Sinceramente ho provato un certo stupore nel non aver trovato già recensito un album come "Slip Of The Tongue" negli archivi di Debaser ed il perchè è facilmente spiegabile: si parla di Whitesnake e di una line up che vede, per la prima volta, alla chitarra solista il funambolo delle sei corde Steve Vai, Tommy Aldridge alla batteria, Rudy Sarzo al basso e preziosi collaborazioni come quella di Don Airey alle tastiere o Glenn Hughes come seconda voce.
Gli ingredienti per un lavoro memorabile ci sono proprio tutti e, nonostante a livello di vendite non sia stato un vero e proprio successo, come per "1987", il prodotto finale risulta essere ugualmente di grande qualità, sia sotto il profilo delle canzoni, sia di quello musicale. Certo non altrettanto si può dire per quanto riguarda il clima in cui trovò compimento questo lavoro, in molti infatti ricorderanno la precedente dipartita dal gruppo di Vivian Campbell e il successivo infortunio di Adrian Vandenberg (compositore effettivo di buona parte delle partiture per chitarra di "Slip Of The Tongue"); in pratica una vera e propria maledizione sembrava perseguitare Coverdale in quel periodo e proprio per questo motivo entrò in scena l'unico "titano" in grado di fronteggiare una tale calamità, di poter apprendere in brevissimo tempo le parti di chitarra già scritte al 90% e di metabolizzarle con la sua grande ed unica personalità: Steve Vai.

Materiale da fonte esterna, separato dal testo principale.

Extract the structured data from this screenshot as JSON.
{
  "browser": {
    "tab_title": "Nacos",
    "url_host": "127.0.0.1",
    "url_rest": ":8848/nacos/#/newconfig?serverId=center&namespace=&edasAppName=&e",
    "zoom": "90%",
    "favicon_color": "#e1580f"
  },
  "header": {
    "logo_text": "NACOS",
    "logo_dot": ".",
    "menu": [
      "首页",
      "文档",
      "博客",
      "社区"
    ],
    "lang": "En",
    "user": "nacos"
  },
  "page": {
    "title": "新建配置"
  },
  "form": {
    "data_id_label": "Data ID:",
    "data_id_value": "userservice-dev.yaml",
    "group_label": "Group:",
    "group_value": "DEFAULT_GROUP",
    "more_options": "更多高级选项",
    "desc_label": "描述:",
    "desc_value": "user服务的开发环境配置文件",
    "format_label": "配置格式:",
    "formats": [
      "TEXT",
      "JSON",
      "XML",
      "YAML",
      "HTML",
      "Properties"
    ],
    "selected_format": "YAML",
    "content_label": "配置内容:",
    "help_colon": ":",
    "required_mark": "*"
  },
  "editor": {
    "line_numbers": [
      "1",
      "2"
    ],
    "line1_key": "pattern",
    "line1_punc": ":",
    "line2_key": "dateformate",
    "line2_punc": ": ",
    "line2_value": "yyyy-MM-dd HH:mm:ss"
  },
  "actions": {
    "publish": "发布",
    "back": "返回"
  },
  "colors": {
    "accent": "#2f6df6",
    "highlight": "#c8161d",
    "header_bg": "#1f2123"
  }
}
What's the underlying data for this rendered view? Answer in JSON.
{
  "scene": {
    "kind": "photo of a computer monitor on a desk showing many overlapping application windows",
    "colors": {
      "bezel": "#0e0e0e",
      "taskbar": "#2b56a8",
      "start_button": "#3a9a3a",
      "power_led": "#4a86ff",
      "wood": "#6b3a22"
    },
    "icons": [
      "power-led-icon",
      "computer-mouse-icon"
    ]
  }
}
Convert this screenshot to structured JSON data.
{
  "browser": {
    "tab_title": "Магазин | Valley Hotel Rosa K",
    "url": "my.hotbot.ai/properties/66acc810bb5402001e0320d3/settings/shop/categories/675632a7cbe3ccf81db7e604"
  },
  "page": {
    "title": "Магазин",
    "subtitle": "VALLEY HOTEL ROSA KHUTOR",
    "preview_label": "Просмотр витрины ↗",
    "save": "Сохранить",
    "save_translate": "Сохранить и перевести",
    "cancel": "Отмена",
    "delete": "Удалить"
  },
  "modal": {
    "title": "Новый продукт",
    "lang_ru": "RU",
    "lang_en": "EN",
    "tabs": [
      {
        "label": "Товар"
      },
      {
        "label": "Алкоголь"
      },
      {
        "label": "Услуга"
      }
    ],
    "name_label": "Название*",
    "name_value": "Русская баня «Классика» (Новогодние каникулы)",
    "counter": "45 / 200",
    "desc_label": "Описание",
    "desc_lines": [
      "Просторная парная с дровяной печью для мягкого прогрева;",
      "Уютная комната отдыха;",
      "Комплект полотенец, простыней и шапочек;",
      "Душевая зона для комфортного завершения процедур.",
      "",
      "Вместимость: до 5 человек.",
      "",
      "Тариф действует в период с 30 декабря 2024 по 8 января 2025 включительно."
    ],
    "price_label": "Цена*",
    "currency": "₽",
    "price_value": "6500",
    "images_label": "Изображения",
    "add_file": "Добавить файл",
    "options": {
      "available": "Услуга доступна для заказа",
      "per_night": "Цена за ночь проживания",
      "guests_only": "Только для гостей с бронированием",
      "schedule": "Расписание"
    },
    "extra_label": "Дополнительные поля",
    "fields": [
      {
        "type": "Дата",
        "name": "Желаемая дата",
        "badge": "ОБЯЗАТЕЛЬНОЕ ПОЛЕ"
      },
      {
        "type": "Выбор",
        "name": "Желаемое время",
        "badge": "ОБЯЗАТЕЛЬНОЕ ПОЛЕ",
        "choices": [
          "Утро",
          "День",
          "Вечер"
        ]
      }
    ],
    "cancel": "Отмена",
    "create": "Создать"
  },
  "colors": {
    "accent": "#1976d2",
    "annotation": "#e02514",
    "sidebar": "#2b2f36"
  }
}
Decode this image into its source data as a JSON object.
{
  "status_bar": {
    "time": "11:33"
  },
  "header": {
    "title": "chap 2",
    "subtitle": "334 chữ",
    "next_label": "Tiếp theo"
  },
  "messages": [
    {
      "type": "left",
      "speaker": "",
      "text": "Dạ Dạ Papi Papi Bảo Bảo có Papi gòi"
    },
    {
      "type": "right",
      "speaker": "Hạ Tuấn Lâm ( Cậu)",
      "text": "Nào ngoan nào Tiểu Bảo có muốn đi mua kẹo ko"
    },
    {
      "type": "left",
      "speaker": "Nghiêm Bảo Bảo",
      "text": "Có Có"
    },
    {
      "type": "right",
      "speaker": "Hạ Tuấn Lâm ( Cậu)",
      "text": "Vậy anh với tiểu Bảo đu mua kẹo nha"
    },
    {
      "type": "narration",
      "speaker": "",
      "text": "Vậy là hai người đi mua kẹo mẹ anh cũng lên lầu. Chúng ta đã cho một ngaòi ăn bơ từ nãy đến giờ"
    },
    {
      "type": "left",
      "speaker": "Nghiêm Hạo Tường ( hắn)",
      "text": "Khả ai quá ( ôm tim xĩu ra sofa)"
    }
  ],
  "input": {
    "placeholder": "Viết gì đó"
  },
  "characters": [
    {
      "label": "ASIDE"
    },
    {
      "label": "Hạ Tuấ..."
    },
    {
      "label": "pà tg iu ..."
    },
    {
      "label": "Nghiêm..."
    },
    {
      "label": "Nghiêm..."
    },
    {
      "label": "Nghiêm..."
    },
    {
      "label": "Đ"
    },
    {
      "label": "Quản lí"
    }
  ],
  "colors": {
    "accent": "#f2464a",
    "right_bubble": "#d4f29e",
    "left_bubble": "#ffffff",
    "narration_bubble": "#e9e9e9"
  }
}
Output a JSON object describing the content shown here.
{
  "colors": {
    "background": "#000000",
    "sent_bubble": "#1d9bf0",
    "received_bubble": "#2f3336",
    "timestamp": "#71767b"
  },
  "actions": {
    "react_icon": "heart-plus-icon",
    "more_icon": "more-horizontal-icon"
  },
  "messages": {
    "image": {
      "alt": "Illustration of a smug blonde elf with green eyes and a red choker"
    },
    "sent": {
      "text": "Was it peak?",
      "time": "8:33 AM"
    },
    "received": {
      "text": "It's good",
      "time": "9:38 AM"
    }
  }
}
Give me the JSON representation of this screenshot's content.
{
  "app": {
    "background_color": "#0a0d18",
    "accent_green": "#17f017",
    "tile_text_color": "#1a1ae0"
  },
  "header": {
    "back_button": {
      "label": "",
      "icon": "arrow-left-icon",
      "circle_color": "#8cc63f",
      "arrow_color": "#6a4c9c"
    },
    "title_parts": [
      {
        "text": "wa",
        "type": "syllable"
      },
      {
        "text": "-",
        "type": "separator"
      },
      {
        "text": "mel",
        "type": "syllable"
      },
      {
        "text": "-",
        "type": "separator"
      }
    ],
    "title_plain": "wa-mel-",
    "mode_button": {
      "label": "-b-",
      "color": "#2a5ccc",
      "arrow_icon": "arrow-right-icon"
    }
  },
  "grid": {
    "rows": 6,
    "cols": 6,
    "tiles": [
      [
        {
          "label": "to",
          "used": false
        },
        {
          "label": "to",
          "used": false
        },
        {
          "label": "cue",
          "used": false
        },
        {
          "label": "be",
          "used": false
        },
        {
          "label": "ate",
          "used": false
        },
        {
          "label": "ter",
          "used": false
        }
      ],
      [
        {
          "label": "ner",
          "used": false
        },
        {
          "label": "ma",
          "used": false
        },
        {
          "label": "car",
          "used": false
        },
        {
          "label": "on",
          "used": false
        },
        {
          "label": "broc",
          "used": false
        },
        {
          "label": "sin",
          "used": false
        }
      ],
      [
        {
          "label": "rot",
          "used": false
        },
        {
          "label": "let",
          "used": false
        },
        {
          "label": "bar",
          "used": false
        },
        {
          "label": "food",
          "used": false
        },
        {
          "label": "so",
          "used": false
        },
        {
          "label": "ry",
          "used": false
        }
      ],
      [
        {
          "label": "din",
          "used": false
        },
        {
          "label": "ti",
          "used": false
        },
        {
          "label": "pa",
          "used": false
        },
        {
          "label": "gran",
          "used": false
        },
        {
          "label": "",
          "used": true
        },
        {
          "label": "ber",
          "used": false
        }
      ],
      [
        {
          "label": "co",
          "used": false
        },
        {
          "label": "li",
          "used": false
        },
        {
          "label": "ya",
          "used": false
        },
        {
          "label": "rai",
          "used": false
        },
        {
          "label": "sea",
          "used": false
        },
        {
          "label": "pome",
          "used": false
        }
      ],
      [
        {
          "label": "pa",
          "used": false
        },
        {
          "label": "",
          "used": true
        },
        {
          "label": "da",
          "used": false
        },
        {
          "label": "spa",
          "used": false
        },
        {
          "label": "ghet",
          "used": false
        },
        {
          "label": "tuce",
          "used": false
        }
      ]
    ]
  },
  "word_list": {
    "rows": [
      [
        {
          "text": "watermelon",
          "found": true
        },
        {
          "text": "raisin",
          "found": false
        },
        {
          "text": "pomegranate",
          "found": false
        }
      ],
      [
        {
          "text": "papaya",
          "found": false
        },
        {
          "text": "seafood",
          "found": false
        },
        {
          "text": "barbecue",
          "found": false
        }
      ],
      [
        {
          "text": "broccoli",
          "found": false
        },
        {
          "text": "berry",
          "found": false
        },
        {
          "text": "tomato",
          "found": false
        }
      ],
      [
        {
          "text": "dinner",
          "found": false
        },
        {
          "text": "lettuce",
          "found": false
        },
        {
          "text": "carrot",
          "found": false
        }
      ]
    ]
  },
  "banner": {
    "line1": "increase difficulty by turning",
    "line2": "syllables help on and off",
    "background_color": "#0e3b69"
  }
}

Dopo un incipit piuttosto aggressivo dato dalla song che porta il titolo all'album, si passa pian piano a sonorità più melodiche, come nella rivisitazione del tutto originale del brano "Fool For Your Loving" (scritta in prima istanza dal gruppo nel 1980 in "Ready an Willing") o addirittura nella ballad "Now You're Gone" che sembra quasi, a tratti, riportare alla memoria stilemi propri dei primi Whitesnake, ma con un Vai sempre pronto a graffiare con una chitarra istrionica e virtuosa. L'intro di chitarra presente in "Kittens Got Claws" è una vera e propria emulazione di un miagolio di gatto, quasi a voler dare una versione hendrixiana del suono in chiave moderna, ma il livello più alto si tocca sicuramente in "Wings of the Storm" che alterna parti lente a quelle veloci con grandi capacità tecniche e, ancor più, in "Sailing Ships", ultimo brano di questo album e probabilmente anche quello dalle maggiori potenzialità, con uno Steve Vai grandioso tanto nella sezione acustica e negli arrangiamenti, quanto nell' assolo da brivido, ma, se è possibile, forse ancor più per la presenza attiva di Glenn Hughes come seconda voce accanto a quella di Coverdale, presenza che porta alla memoria, con una punta di nostalgia, i magici duetti dei gloriosi Deep Purple. Da sottolineare un brano molto spesso sminuito dalla critica "Slow Poke Music", che vede tuttavia un lavoro di chitarra assolutamente brillante ed originale di Vai ed una seconda ballad divenuta molto famosa anche per la notevole diffusione nelle radio, "The Deeper The Love", dove Coverdale sfoggia un'ugola incredibilmente sensuale e matura.
Se a tutto ciò si aggiunge una produzione di tutto rispetto data da Mike Clink e Keith Olsen, "Slip Of The Tongue" dovrebbe essere legittimamente considerato un album di grande spessore nell' ambito hard rock, con l' unico limite di essere stato elaborato, per causa di forza maggiore, in una tempistica troppo stretta, soprattutto per Steve Vai, che non ha avuto materialmente la possibilità di gestire al meglio il suo smisurato talento, come nei lavori con Diamond Dave, ma si sa, i miracoli li ha fatti solo il Messia!